El gran sobreviviente

MADRID. Detroit tuvo siempre alergia a los coches pequeños. Con lo que ganaba de verdad dinero era con los vehículos grandes, como las...

MADRID. Detroit tuvo siempre alergia a los coches pequeños. Con lo que ganaba de verdad dinero era con los vehículos grandes, como las camionetas pick-up y los todoterreno. La máxima funcionó hasta que el precio del petróleo se disparó y la recesión empezó a mermar el bolsillo de sus clientes.

Alan Mulally lo vio venir hace tres años, en cuanto puso pie en el sector.

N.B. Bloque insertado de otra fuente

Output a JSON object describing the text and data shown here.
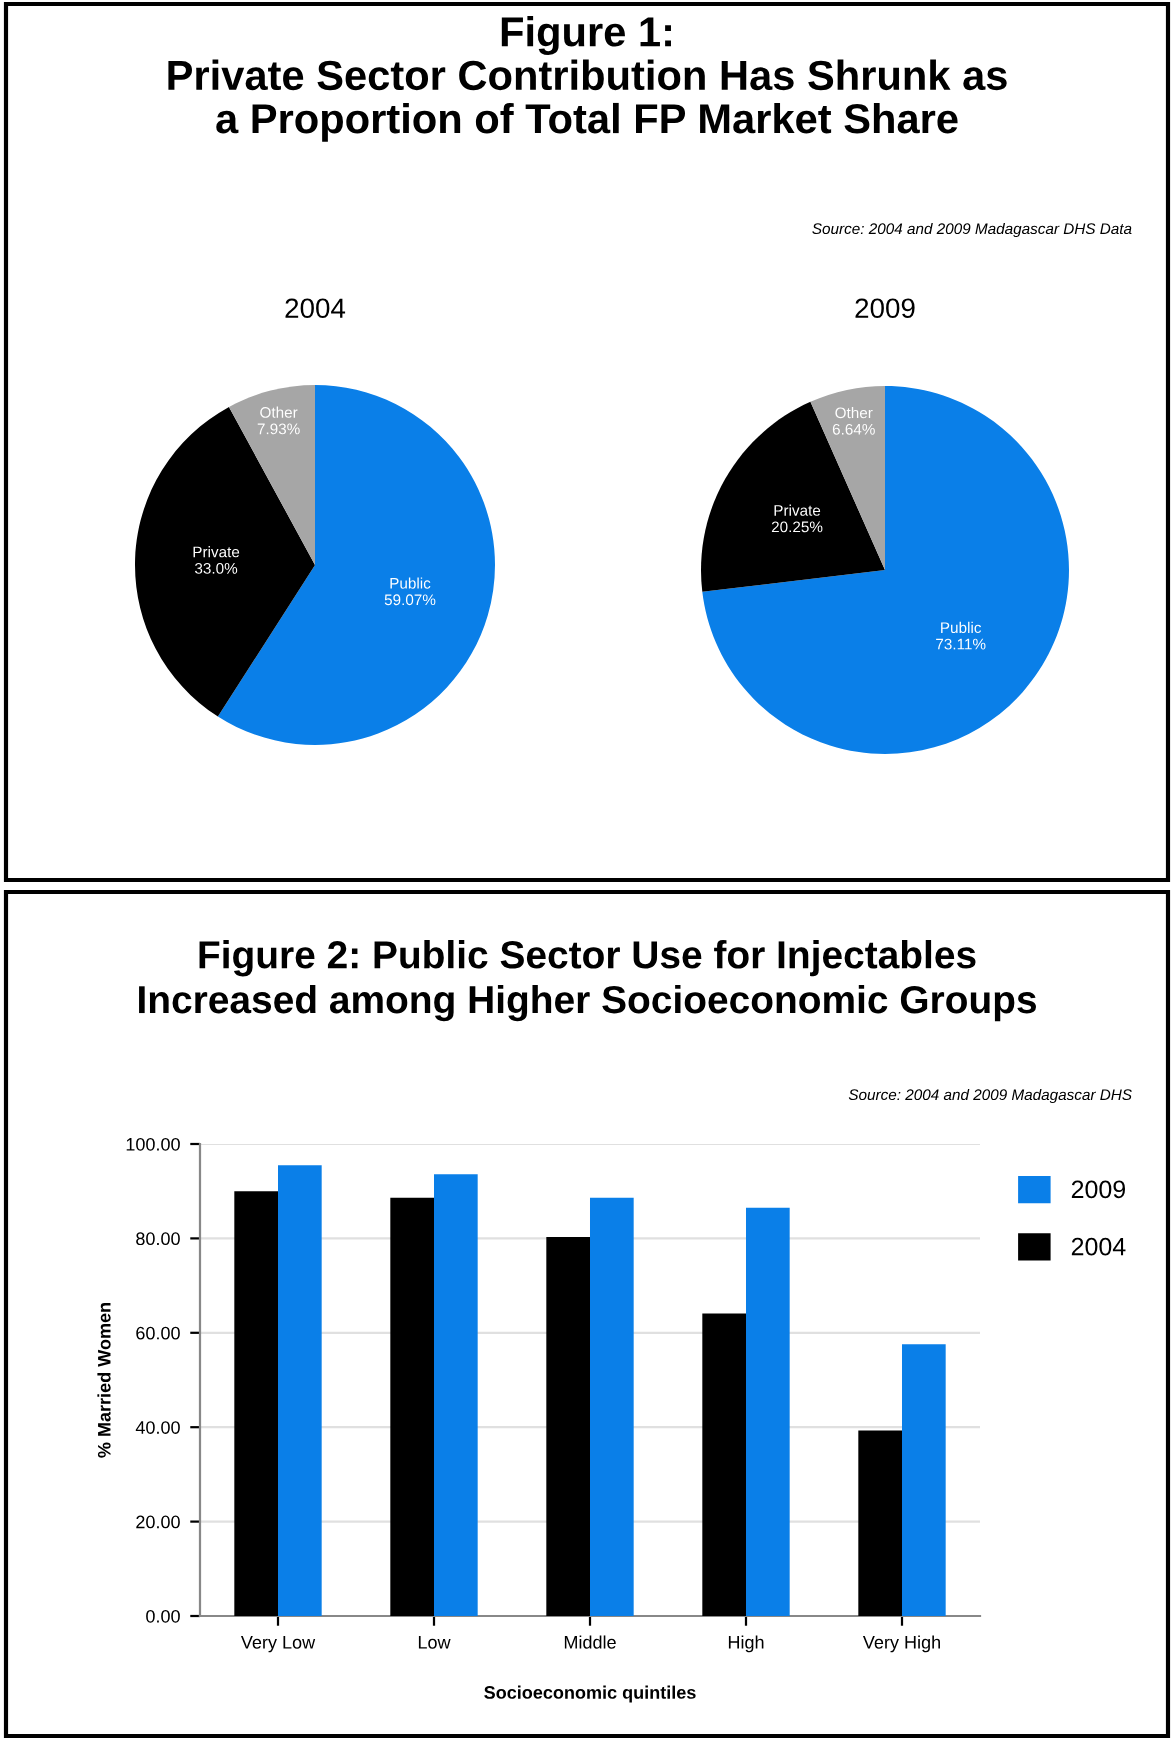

Movió ficha sin esperar un día.

Ford Motor le contrató en septiembre de 2006. Nunca diseñó un coche, ni trabajó en un concesionario o en un taller. Es más, conducía un coche japonés.

Lo suyo eran los aviones, los grandes. Su desembarco causó sorpresa en el sector. Mulally llegaba de un mundo en el que no se necesitan campañas masivas de marketing ni lidiar con una amplia red de distribuidores. En el mundo de la aeronáutica tampoco hay tantas marcas y modelos, y los clientes son los que son: las aerolíneas.

Pero hay grandes similitudes con el mercado de las cuatro ruedas. Para ensamblar un coche, como un avión, se necesita invertir en investigación y desarrollo, una compleja estructura industrial, estrechar relaciones con los fabricantes de componentes y tener mano izquierda para lidiar con los sindicatos.

Cuando Alan Mulally aterrizó en Ford, la compañía estaba al borde del colapso. Ahora en Wall Street se la ve como la JP Morgan Chase de Detroit. Como el gigante de las finanzas, Ford es uno de los grandes ganadores de la crisis. En el segundo trimestre de este año, el periodo más turbulento en la historia del sector, ganó 2.260 millones de dólares, frente a los 8.700 millones que perdió un año antes.

La compañía que se encontró Mulally en el otoño de 2006 era conocida por sus pickup F-150 y su deportivo Mustang, verdaderos devoradores de gasolina. Ese año perdió 12.600 millones de dólares, a los que sumó 2.700 millones en 2007, 14.700 millones en 2008 y 1.400 millones en el primer trimestre de 2009. Y junto a este cambio de estrategia, lo que más gusta a los estadounidenses son las historias de ganadores. Se calcula que Ford podrá hacerse con una cuarta parte del mercado que están perdiendo GM y Chrysler. Ya se nota. Aunque sus ingresos cayeron un 38% por la crisis, las ventas le están yendo mejor que a sus rivales, lo que se traduce en más cuota de mercado. Ya en junio, tras dos años en el tercer puesto, logró colarse entre GM y Toyota.

El programa cash for clunkers (efectivo por chatarra) dio un balón de oxígeno al sector y demostró que entre las marcas estadounidenses, las de Ford van por delante. Los analistas creen que si no se producen sobresaltos en el panorama económico, la compañía podría cerrar su prim er año con ganancias en 2010, un año antes del objetivo.